Veranstaltungsrückblick

Der regionale Think Tank metrobasel stellte am 5. November 2018 im Universitätsspital Basel seine aktuelle Studie «Aging – Betreuung» zur Vereinbarkeit von Erwerbsarbeit und Betagtenbetreuung vor. Rund 80 Interessierte fanden sich im kleinen Hörsaal des Zentrums für Lehre und Forschung ein.

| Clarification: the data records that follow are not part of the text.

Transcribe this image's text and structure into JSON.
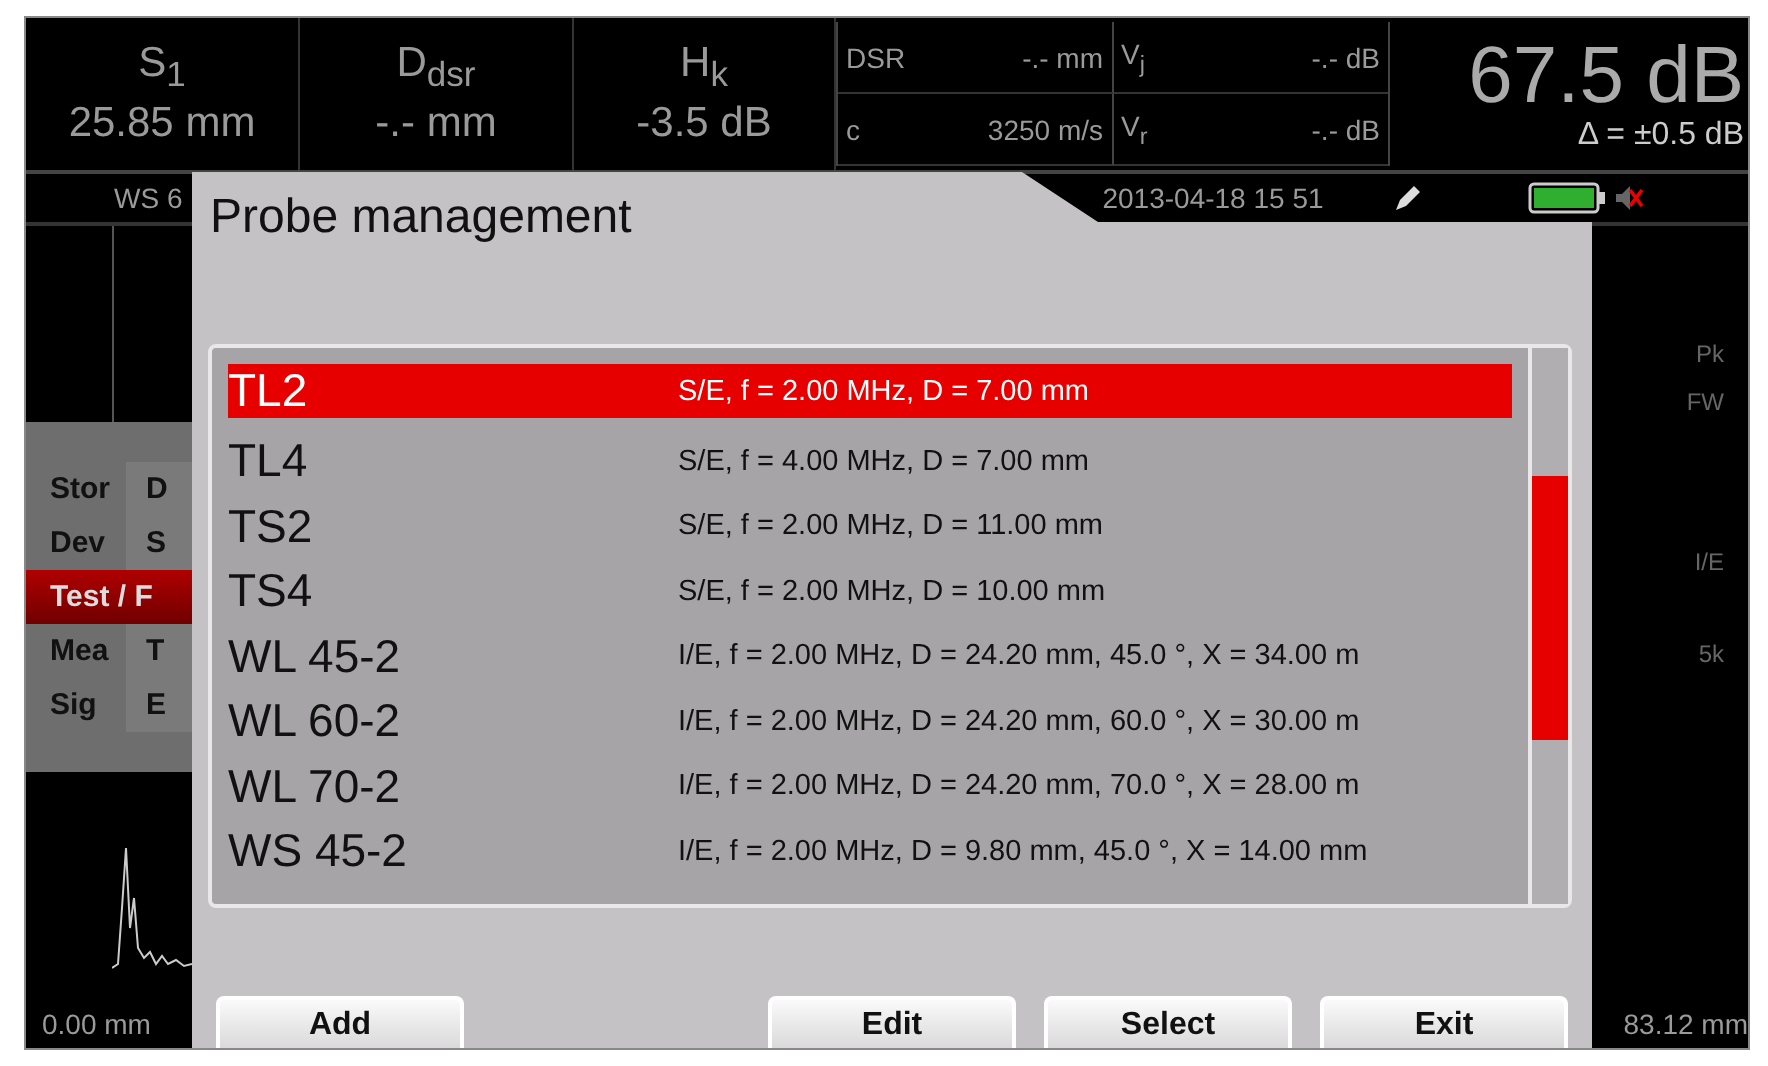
{
  "header": {
    "readings": [
      {
        "label": "S$_{1}$",
        "value": "25.85 mm"
      },
      {
        "label": "D$_{dsr}$",
        "value": "-.- mm"
      },
      {
        "label": "H$_{k}$",
        "value": "-3.5 dB"
      }
    ],
    "table": [
      {
        "label": "DSR",
        "value": "-.- mm"
      },
      {
        "label": "V$_{j}$",
        "value": "-.- dB"
      },
      {
        "label": "c",
        "value": "3250 m/s"
      },
      {
        "label": "V$_{r}$",
        "value": "-.- dB"
      }
    ],
    "gain": "67.5 dB",
    "delta": "Δ = ±0.5 dB"
  },
  "status": {
    "probe": "WS 6",
    "datetime": "2013-04-18 15 51",
    "muted": true
  },
  "menu": {
    "items": [
      {
        "label": "Stor",
        "sub": "D",
        "selected": false
      },
      {
        "label": "Dev",
        "sub": "S",
        "selected": false
      },
      {
        "label": "Test / F",
        "selected": true
      },
      {
        "label": "Mea",
        "sub": "T",
        "selected": false
      },
      {
        "label": "Sig",
        "sub": "E",
        "selected": false
      }
    ]
  },
  "scope": {
    "side_labels": [
      "Pk",
      "FW",
      "I/E",
      "5k"
    ],
    "x_start": "0.00 mm",
    "x_end": "83.12 mm"
  },
  "dialog": {
    "title": "Probe management",
    "probes": [
      {
        "name": "TL2",
        "description": "S/E, f = 2.00 MHz, D = 7.00 mm",
        "selected": true
      },
      {
        "name": "TL4",
        "description": "S/E, f = 4.00 MHz, D = 7.00 mm",
        "selected": false
      },
      {
        "name": "TS2",
        "description": "S/E, f = 2.00 MHz, D = 11.00 mm",
        "selected": false
      },
      {
        "name": "TS4",
        "description": "S/E, f = 2.00 MHz, D = 10.00 mm",
        "selected": false
      },
      {
        "name": "WL 45-2",
        "description": "I/E, f = 2.00 MHz, D = 24.20 mm, 45.0 °, X = 34.00 m",
        "selected": false
      },
      {
        "name": "WL 60-2",
        "description": "I/E, f = 2.00 MHz, D = 24.20 mm, 60.0 °, X = 30.00 m",
        "selected": false
      },
      {
        "name": "WL 70-2",
        "description": "I/E, f = 2.00 MHz, D = 24.20 mm, 70.0 °, X = 28.00 m",
        "selected": false
      },
      {
        "name": "WS 45-2",
        "description": "I/E, f = 2.00 MHz, D = 9.80 mm, 45.0 °, X = 14.00 mm",
        "selected": false
      }
    ],
    "buttons": [
      {
        "label": "Add",
        "kind": "left"
      },
      {
        "label": "Edit",
        "kind": "right"
      },
      {
        "label": "Select",
        "kind": "right"
      },
      {
        "label": "Exit",
        "kind": "right"
      }
    ]
  }
}
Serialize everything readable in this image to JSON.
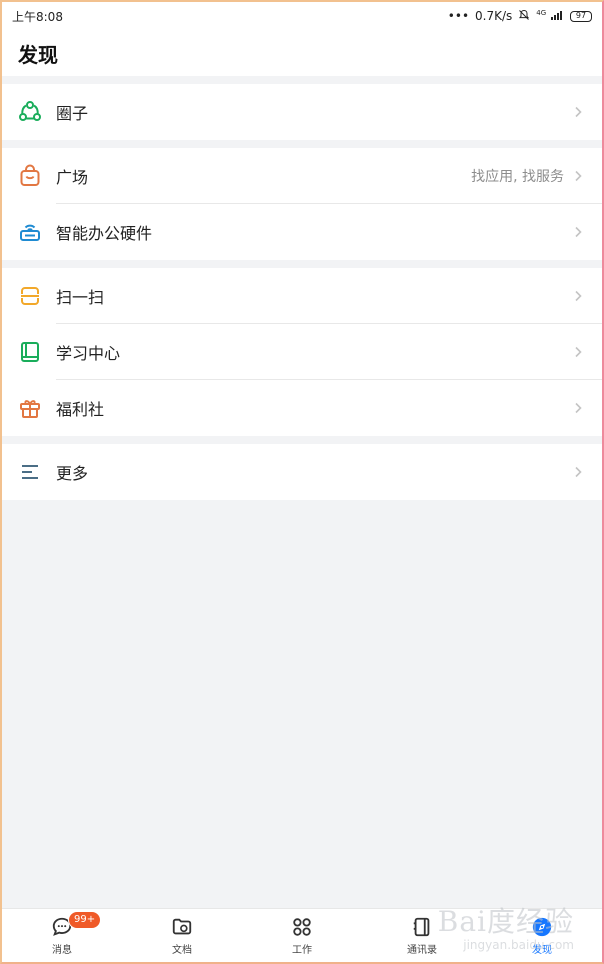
{
  "statusbar": {
    "time": "上午8:08",
    "net_speed": "0.7K/s",
    "network_type": "4G",
    "battery": "97"
  },
  "header": {
    "title": "发现"
  },
  "menu": {
    "group1": [
      {
        "label": "圈子",
        "icon": "circle-network-icon"
      }
    ],
    "group2": [
      {
        "label": "广场",
        "subtext": "找应用, 找服务",
        "icon": "shopping-bag-icon"
      },
      {
        "label": "智能办公硬件",
        "icon": "router-icon"
      }
    ],
    "group3": [
      {
        "label": "扫一扫",
        "icon": "scan-icon"
      },
      {
        "label": "学习中心",
        "icon": "book-icon"
      },
      {
        "label": "福利社",
        "icon": "gift-icon"
      }
    ],
    "group4": [
      {
        "label": "更多",
        "icon": "more-lines-icon"
      }
    ]
  },
  "tabbar": {
    "tabs": [
      {
        "label": "消息",
        "icon": "message-icon",
        "badge": "99+"
      },
      {
        "label": "文档",
        "icon": "folder-icon"
      },
      {
        "label": "工作",
        "icon": "apps-grid-icon"
      },
      {
        "label": "通讯录",
        "icon": "contacts-icon"
      },
      {
        "label": "发现",
        "icon": "discover-icon",
        "active": true
      }
    ]
  },
  "watermark": {
    "main": "Bai度经验",
    "sub": "jingyan.baidu.com"
  },
  "colors": {
    "green": "#1aad5b",
    "orange": "#e27742",
    "blue": "#1f8bd2",
    "yellow": "#f2a82a",
    "slate": "#4b6e86",
    "badge": "#ef5a28",
    "active": "#1677ff"
  }
}
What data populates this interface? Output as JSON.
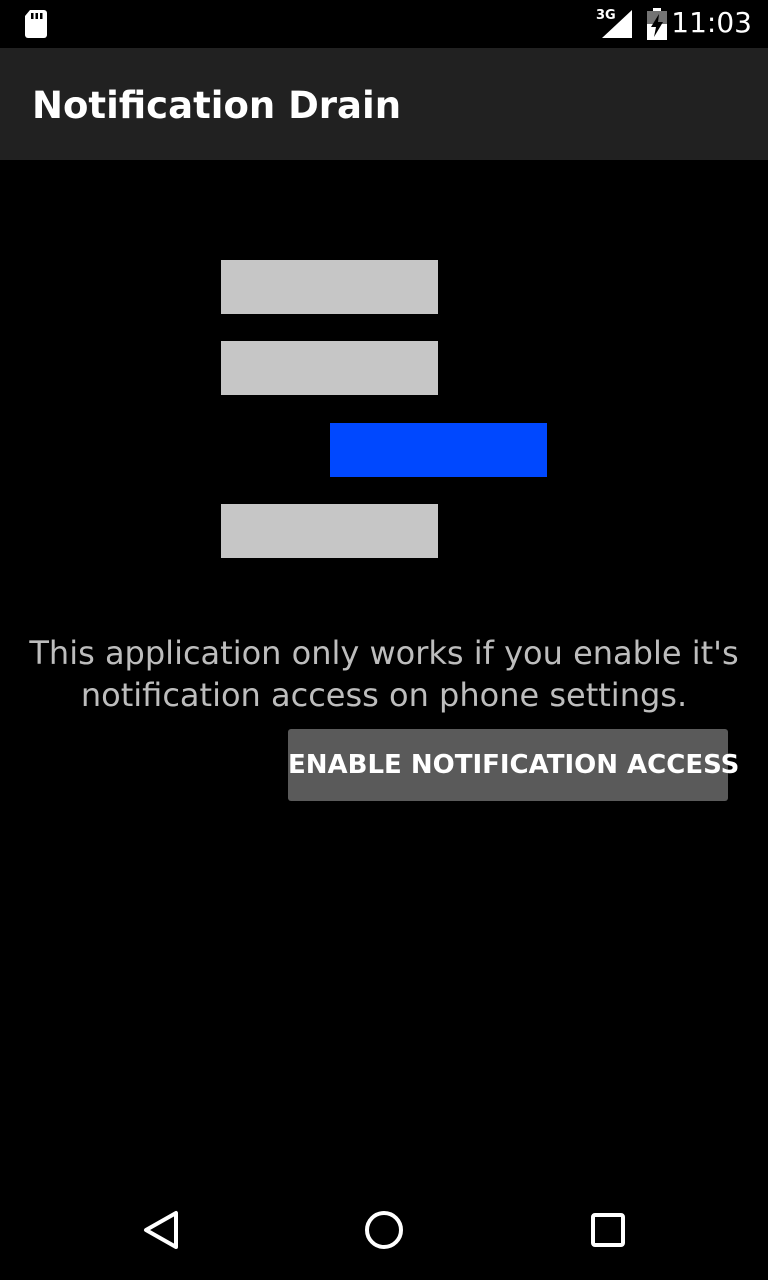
{
  "status_bar": {
    "time": "11:03",
    "network_type": "3G",
    "icons": [
      "sd-card-icon",
      "signal-icon",
      "battery-charging-icon"
    ]
  },
  "app_bar": {
    "title": "Notification Drain"
  },
  "logo": {
    "bars": [
      {
        "color": "#c6c6c6"
      },
      {
        "color": "#c6c6c6"
      },
      {
        "color": "#0048ff"
      },
      {
        "color": "#c6c6c6"
      }
    ]
  },
  "main": {
    "message": "This application only works if you enable it's notification access on phone settings.",
    "button_label": "ENABLE NOTIFICATION ACCESS"
  },
  "nav_bar": {
    "icons": [
      "back-icon",
      "home-icon",
      "recents-icon"
    ]
  },
  "colors": {
    "background": "#000000",
    "app_bar": "#212121",
    "button": "#5a5a5a",
    "accent": "#0048ff",
    "text_secondary": "#bdbdbd"
  }
}
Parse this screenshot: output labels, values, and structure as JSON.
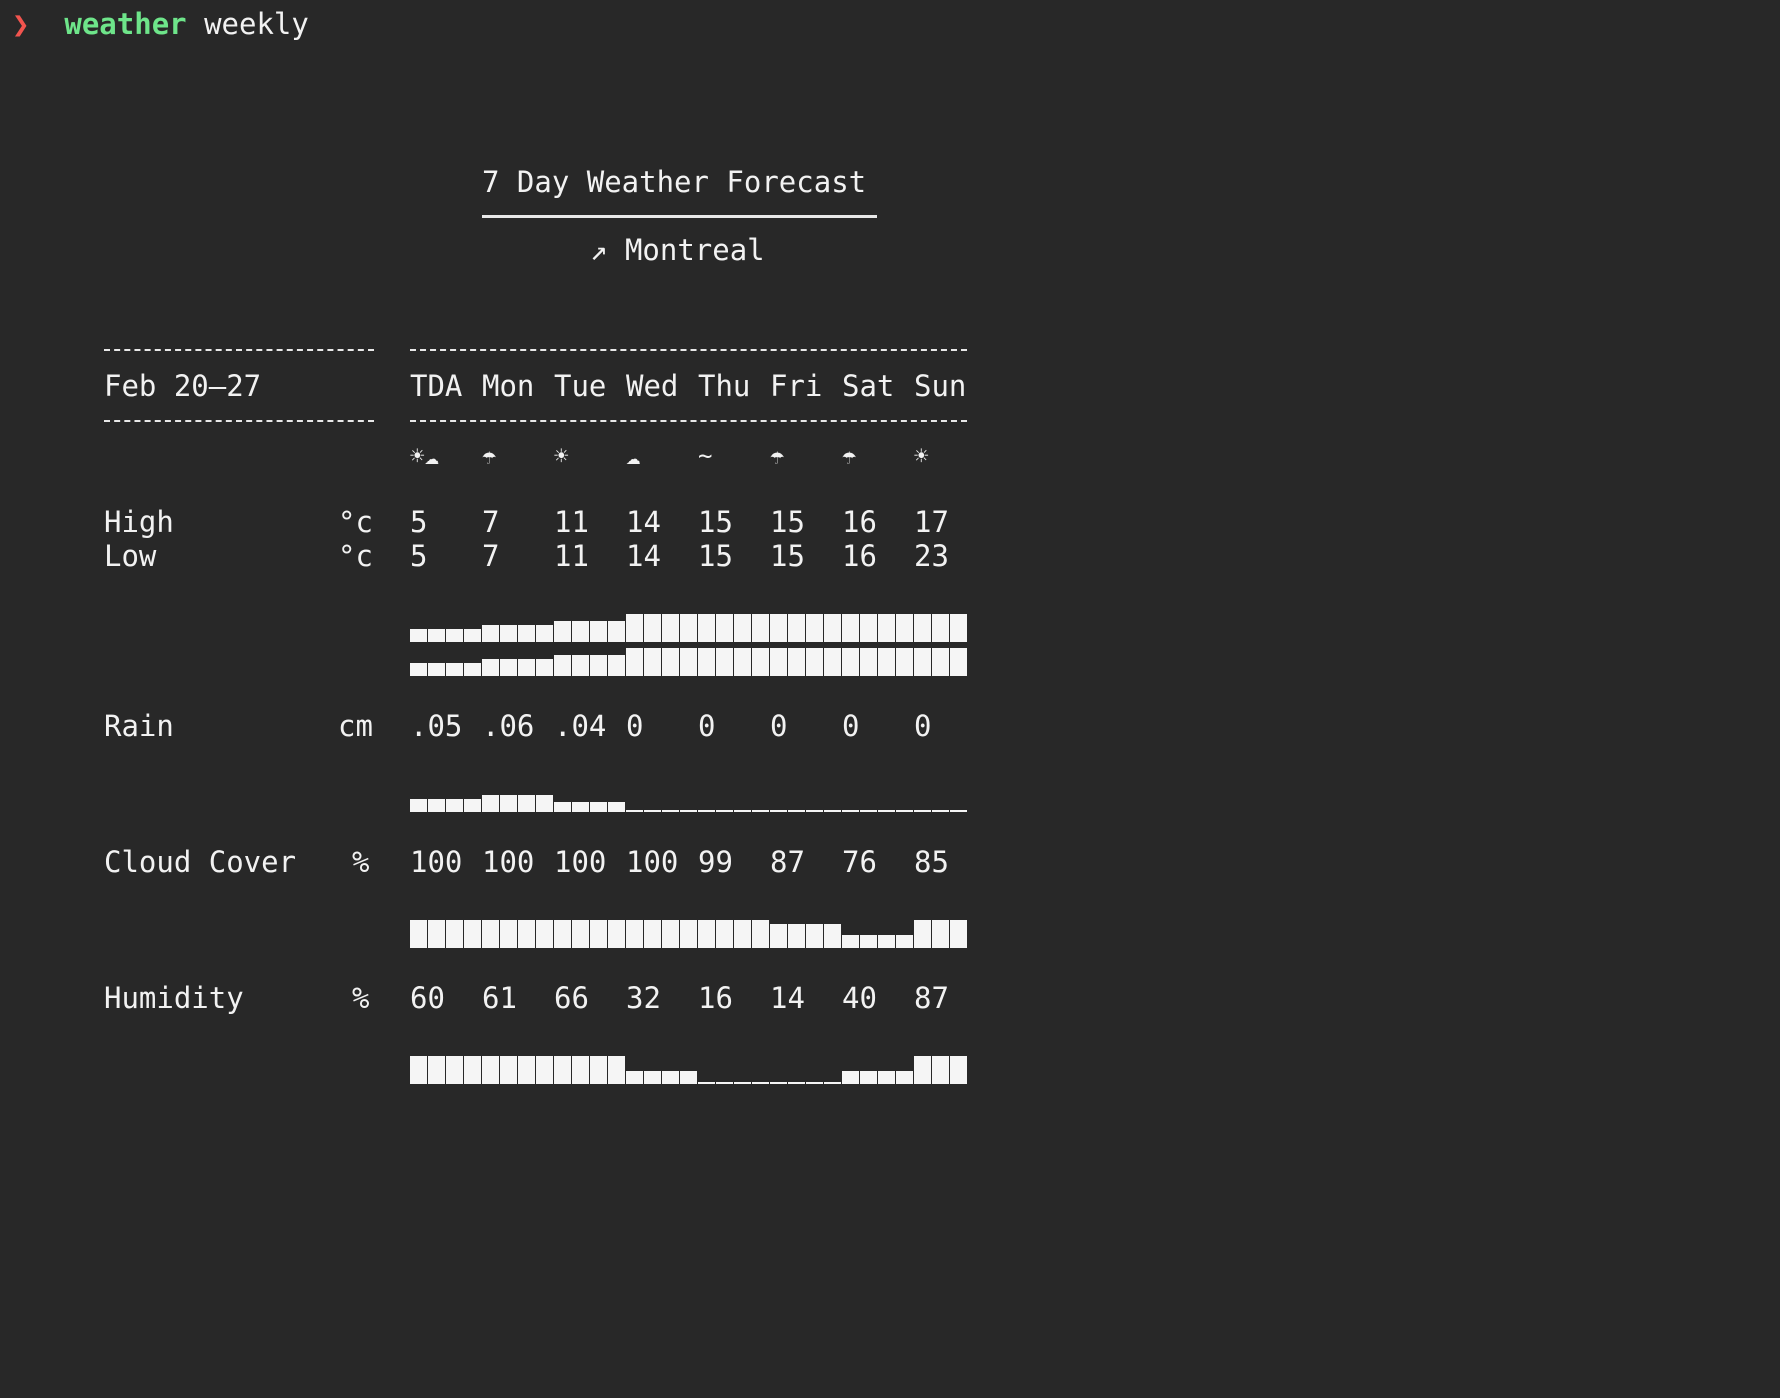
{
  "terminal": {
    "prompt_symbol": "❯",
    "command": "weather",
    "argument": "weekly"
  },
  "forecast": {
    "title": "7 Day Weather Forecast",
    "location_icon": "↗",
    "location": "Montreal",
    "date_range": "Feb 20–27",
    "days": [
      "TDA",
      "Mon",
      "Tue",
      "Wed",
      "Thu",
      "Fri",
      "Sat",
      "Sun"
    ],
    "icons": [
      "☀☁",
      "☂",
      "☀",
      "☁",
      "~",
      "☂",
      "☂",
      "☀"
    ],
    "icon_names": [
      "sun-cloud-icon",
      "umbrella-icon",
      "sun-icon",
      "cloud-icon",
      "wind-icon",
      "umbrella-icon",
      "umbrella-icon",
      "sun-icon"
    ],
    "rows": {
      "high": {
        "label": "High",
        "unit": "°c",
        "values": [
          "5",
          "7",
          "11",
          "14",
          "15",
          "15",
          "16",
          "17"
        ]
      },
      "low": {
        "label": "Low",
        "unit": "°c",
        "values": [
          "5",
          "7",
          "11",
          "14",
          "15",
          "15",
          "16",
          "23"
        ]
      },
      "rain": {
        "label": "Rain",
        "unit": "cm",
        "values": [
          ".05",
          ".06",
          ".04",
          "0",
          "0",
          "0",
          "0",
          "0"
        ]
      },
      "cloud": {
        "label": "Cloud Cover",
        "unit": "%",
        "values": [
          "100",
          "100",
          "100",
          "100",
          "99",
          "87",
          "76",
          "85"
        ]
      },
      "humidity": {
        "label": "Humidity",
        "unit": "%",
        "values": [
          "60",
          "61",
          "66",
          "32",
          "16",
          "14",
          "40",
          "87"
        ]
      }
    },
    "bars": {
      "high_levels": [
        0.45,
        0.6,
        0.75,
        1,
        1,
        1,
        1,
        1
      ],
      "low_levels": [
        0.45,
        0.6,
        0.75,
        1,
        1,
        1,
        1,
        1
      ],
      "rain_levels": [
        0.45,
        0.6,
        0.35,
        0,
        0,
        0,
        0,
        0
      ],
      "cloud_levels": [
        1,
        1,
        1,
        1,
        1,
        0.85,
        0.45,
        1
      ],
      "humidity_levels": [
        1,
        1,
        1,
        0.45,
        0,
        0,
        0.45,
        1
      ]
    }
  }
}
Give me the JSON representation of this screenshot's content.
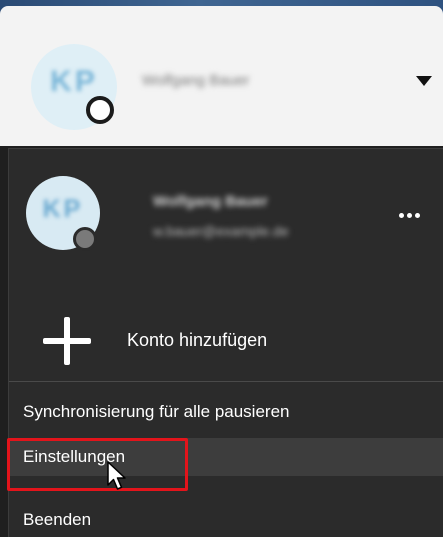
{
  "header": {
    "avatar_initials": "KP",
    "account_name": "Wolfgang Bauer",
    "dropdown_icon": "caret-down-icon"
  },
  "account": {
    "avatar_initials": "KP",
    "name": "Wolfgang Bauer",
    "email": "w.bauer@example.de",
    "more_icon": "more-dots-icon"
  },
  "menu": {
    "add_account_label": "Konto hinzufügen",
    "pause_sync_label": "Synchronisierung für alle pausieren",
    "settings_label": "Einstellungen",
    "quit_label": "Beenden"
  },
  "colors": {
    "highlight": "#e3141b",
    "menu_background": "#2b2b2b",
    "header_background": "#f3f3f3"
  }
}
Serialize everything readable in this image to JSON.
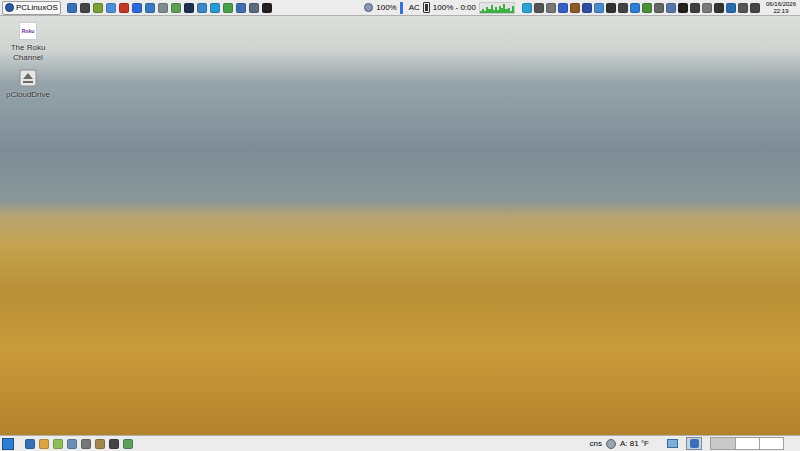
{
  "top_panel": {
    "menu_button": "PCLinuxOS",
    "volume": {
      "reading": "100%",
      "level": 1
    },
    "power": {
      "source": "AC",
      "reading": "100% - 0:00",
      "level": 1
    },
    "cpu_graph": {
      "values": [
        20,
        35,
        15,
        60,
        40,
        80,
        30,
        55,
        25,
        70,
        45,
        90,
        35,
        50,
        20,
        65
      ]
    },
    "clock": {
      "date": "06/16/2026",
      "time": "22:19"
    }
  },
  "desktop": {
    "icons": [
      {
        "label": "The Roku Channel",
        "logo_text": "Roku",
        "kind": "roku"
      },
      {
        "label": "pCloudDrive",
        "kind": "drive"
      }
    ]
  },
  "bottom_panel": {
    "tray": {
      "keyboard_layout": "cns",
      "weather": "A: 81 °F"
    },
    "tasks": [
      {
        "selected": true
      }
    ],
    "workspaces": [
      {
        "selected": true
      },
      {
        "selected": false
      },
      {
        "selected": false
      }
    ]
  }
}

Nachdem Prof. Dr. Pasqualina Perrig-Chiello in ihrem Einführungsreferat auf den demografischen Wandel und dessen Einfluss auf Betreuungsarbeit einging, präsentierte Regula Ruetz, Direktorin von metrobasel, die zentralsten Ergebnisse und Handelsempfehlungen der Studie. Vertreterinnen und Vertreter aus Forschung, Medizin und Verwaltung nahmen anschliessend Stellung zu den Resultaten. Es diskutierten: Dr. Lukas Engelberger (Regierungsrat und Vorsteher des Gesundheitsdepartements BS), Gabriele Marty (Leiterin Abteilung Alter der Volkswirtschafts- und Gesundheitsdirektion Baselland), Prof. Dr. Pasqualina Perrig-Chiello (Universität Bern), Leila Straumann (Leiterin Abteilung Gleichstellung von Frauen und Männern des Kantons Basel-Stadt), Prof. Dr. med. Reto W. Kressig (Klinische Professur für Geriatrie an der Universität Basel) und Prof. Dr. Jonathan Bennett (Berner Fachhochschule). Moderiert wurde das Gespräch von Raymond Dettwiler (Dozent für Marketing an der Hochschule für Wirtschaft FHNW).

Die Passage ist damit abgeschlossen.